Sob o ponto de vista do desenvolvimento de legislação específica, o Direito do Trabalho antecedeu ao Direito do Consumidor no cenário jurídico brasileiro. Contudo, não têm sido poucas as contribuições deste último para com o primeiro. E uma delas é estabelecer a proteção pré-contratual, contratual e pós-contratual não apenas daqueles que tenham intervindo nas relações de consumo, mas igualmente de todas as eventuais vítimas do evento (bystanders) ou estejam expostas a práticas vedadas pela Lei n.º 8.078/90 (Código de Proteção e Defesa do Consumidor, artigos 2, 17 e 29). Ou seja, a proteção conferida pelo CDC para aqueles que adquirem ou utilizam um produto ou serviço, é estendida também para aqueles que, na qualidade de consumidores equiparados, sejam de qualquer forma atingidos pelos efeitos danosos de uma relação de consumo.

Assim, no caso destas promoções de entrega rápida, quando o valor do lanche é cobrado do moto-boy configura-se evidente prática abusiva coibida pelo CDC. Não se aconselha que para efetivar uma relação de consumo, qualquer pessoa venha a ser induzida ou compelida a se utilizar de excesso de velocidade ou manobras arriscadas (ainda mais de motocicleta), colocando em risco sua vida e a de outras pessoas.

O número de acidentes já é alarmante mesmo quando as vias estão bem sinalizadas e oferecem bom padrão de segurança, o trânsito está sem congestionamentos e não há intempéries. Então, muito pior é quando alguém na função de entregador tem um número fixo de minutos para cumprir sua tarefa, mesmo em condições de tráfego e clima que nem sempre são favoráveis.

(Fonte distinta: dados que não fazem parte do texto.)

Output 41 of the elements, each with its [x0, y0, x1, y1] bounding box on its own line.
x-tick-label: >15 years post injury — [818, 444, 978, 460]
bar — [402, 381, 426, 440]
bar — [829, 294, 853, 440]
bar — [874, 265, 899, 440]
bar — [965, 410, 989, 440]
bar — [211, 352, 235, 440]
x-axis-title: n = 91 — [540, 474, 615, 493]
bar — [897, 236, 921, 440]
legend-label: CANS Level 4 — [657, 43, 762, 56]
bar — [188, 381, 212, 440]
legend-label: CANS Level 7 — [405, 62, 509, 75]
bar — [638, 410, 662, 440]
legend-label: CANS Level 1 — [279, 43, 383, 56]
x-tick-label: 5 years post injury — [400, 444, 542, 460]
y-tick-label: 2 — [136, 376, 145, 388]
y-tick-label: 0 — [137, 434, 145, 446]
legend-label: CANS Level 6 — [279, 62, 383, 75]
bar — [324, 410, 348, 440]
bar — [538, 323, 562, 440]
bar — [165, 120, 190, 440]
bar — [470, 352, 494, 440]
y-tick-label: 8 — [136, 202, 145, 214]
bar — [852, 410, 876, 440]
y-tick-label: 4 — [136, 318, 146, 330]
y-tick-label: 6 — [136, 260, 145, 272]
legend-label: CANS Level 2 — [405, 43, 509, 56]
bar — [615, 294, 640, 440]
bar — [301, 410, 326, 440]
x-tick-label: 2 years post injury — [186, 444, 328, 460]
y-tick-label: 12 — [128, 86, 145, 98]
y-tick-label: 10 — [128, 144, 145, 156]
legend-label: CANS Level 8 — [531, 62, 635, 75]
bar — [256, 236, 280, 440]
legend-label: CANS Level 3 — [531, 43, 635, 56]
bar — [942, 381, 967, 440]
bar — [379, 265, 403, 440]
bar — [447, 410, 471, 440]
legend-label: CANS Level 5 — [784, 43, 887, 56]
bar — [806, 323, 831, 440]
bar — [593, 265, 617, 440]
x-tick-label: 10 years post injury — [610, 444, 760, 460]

Portanto, essas promoções em que, para aumentar suas vendas, a empresa fornecedora promete entregar seu produto (pizza ou outra espécie de alimento) em reduzido número de minutos, imputando ao moto-boy entregador, o ônus de pagá-lo caso não cumpra o prazo fixado, é prática abusiva. Não se olvide que o rol de práticas abusivas previstas no art. 39, do CDC, é meramente exemplificativo, não excluindo situações como esta que ora se examina e que, claramente, constitui ilicitude na forma de promover relações de consumo. Deste modo, essa prática deve ser objeto de medidas administrativas previstas em especial no art. 56, do CDC, impondo a cessação desta modalidade de promoção para fornecimento, a aplicação de multas e o dever de indenizar aos prejudicados. Conforme os valores que foram implantados pelo CDC, as relações de consumo não podem servir para práticas desvirtuadas e lesivas ao interesse social, incluindo a segurança no trânsito, o direito ao trabalho em condições regulares e a proteção da vida em todos os seus aspectos.

Oscar Ivan Prux é advogado, economista, professor, especialista em Teoria Econômica, mestre e doutor em Direito e diretor da Brasilcon para o Paraná.